June 11 (Bloomberg) -- Japanese stocks rose, with the benchmark Nikkei 225 Stock Average capping the biggest gain since April, on speculation a bailout for Spanish banks will ease Europe’s debt crisis and after China’s trade grew more than expected.
Canon Inc., a camera maker that gets 31 percent of its revenue in Europe, advanced 3.5 percent. Fanuc Corp., a manufacturer of robotics controls for Chinese factories, rose 2.1 percent. Sharp Corp., Japan’s largest maker of liquid-crystal displays, gained 8.2 percent after saying Foxconn Technology Group will start buying its panels earlier than expected as part of a revival plan.
The Nikkei 225 Stock Average added 2 percent to 8,624.90 at the close, the biggest increase since April 18. The gauge rose 0.2 percent last week, snapping a nine-week loss. The broader Topix Index gained 1.7 percent to 730.07, with all but two 33 of its industry groups climbing.
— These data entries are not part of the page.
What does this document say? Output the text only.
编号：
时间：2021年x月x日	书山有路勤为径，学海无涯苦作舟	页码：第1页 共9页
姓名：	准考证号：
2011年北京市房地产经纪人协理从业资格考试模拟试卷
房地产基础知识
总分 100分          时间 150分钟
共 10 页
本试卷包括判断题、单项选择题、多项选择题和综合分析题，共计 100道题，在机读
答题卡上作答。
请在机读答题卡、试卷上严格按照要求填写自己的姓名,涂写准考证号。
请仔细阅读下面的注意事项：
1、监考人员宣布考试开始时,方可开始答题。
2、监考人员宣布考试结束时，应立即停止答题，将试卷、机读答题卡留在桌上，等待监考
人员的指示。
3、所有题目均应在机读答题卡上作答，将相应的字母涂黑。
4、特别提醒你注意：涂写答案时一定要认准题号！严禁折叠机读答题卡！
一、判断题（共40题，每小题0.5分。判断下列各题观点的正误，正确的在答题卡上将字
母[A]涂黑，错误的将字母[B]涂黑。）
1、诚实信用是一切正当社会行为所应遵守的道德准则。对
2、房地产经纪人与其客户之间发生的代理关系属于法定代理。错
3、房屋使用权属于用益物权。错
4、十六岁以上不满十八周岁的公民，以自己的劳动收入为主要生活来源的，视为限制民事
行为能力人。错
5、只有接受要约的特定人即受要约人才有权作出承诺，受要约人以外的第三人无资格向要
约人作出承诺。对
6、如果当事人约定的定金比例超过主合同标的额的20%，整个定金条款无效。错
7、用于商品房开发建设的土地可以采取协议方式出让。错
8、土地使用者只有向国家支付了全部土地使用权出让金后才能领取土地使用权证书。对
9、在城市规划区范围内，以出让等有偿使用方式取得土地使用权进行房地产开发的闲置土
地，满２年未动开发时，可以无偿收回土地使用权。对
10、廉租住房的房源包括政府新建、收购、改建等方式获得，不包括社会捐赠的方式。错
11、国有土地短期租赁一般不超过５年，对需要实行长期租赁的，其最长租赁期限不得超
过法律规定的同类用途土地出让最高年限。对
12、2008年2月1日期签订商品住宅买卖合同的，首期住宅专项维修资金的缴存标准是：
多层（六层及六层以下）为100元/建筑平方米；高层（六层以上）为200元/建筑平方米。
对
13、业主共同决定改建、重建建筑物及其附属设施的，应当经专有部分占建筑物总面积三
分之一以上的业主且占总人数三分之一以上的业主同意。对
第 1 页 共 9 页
“The bailout will keep companies that borrow from Spanish banks from going down all together,” said Kiyoshi Ishigane, a Tokyo-based senior strategist at Mitsubishi UFJ Asset Management Co., which oversees the equivalent of $70 billion. “In China, overseas demand is stronger than expected, while domestic demand continues to slow. That makes it easy to do more monetary easing because it has a direct impact on domestic demand.”
The Topix fell 16 percent from this year’s high on March 27 amid concern the European crisis is deepening and as growth in China slows. Shares on the measure are valued at 0.86 times book value. A number below one means a company can be bought for less than the value of its assets.
“The market has been oblivious to valuations because having equities itself is considered risky amid uncertain external factors,” said Kuninobu Takeuchi, Tokyo-based executive portfolio manager at DIAM Co., which manages about $126 billion. “Once people step back and retain a peace of mind, they will look for buying opportunities.”
The Standard & Poor’s 500 Index advanced 0.8 percent on June 8. Futures on the gauge climbed 1.4 percent today after Spain over the weekend asked euro-zone governments for as much as 100 billion euros ($125 billion) to rescue its banking system. Spain became the fourth nation to seek a bailout after Greece, Ireland and Portugal. Greek voters on June 17 will decide whether to observe requirements for another rescue.
“It’s crucial for Spain’s financial system to stabilize because its economy is much bigger than Greece,” Takeuchi at Diam said. “The bailout is bringing an issue to the end. It’s positive for equities.”
Exporters to Europe and banks advanced. Canon added 3.5 percent to 3,240 yen. Mitsubishi UFJ Financial Group Inc., Japan’s biggest lender, advanced 1.2 percent to 351 yen.
Companies linked to China gained after the government yesterday reported imports rose 12.7 percent in May and exports advanced 15.3 percent, topping estimates.
Another report showed inflation in China rose the least in two years last month and industrial output and retail sales missed estimates. The data adds pressure for more stimulus after the People’s Bank of China on June 7 reduced key interest rates for the first time since 2008 to bolster slowing growth.
Fanuc gained 2.1 percent to 13,700 yen. TDK Corp., a maker of electronics components that gets 30 percent of its sales in China, rose 4.8 percent to 3,640 yen.
The Nikkei 225 Volatility Index declined 7.6 percent to 26.38, indicating traders expect a swing of about 7.6 percent on the benchmark gauge over the next 30 days. Trading volume was 10 percent below the 30-day average.
Sharp advanced 8.2 percent to 424 yen after saying Foxconn’s flagship Hon Hai Precision Industry Co. will start buying displays from its TV panel unit next quarter, three months earlier than planned. The loss-making operation, in which Foxconn is investing, will be taken off Sharp’s balance sheet next month.
Sumco Corp., a maker of silicon wafers for semiconductors, gained 14 percent to 790 yen. It reported operating profit of 2.9 billion yen ($36 million) for the three months ended April 30, beating the analysts’ estimates of 1 billion yen.
Olympus Corp. lead declines on the Nikkei 225, dropping 4.1 percent to 1,244 yen after the optics maker said it may sell shares to raise capital.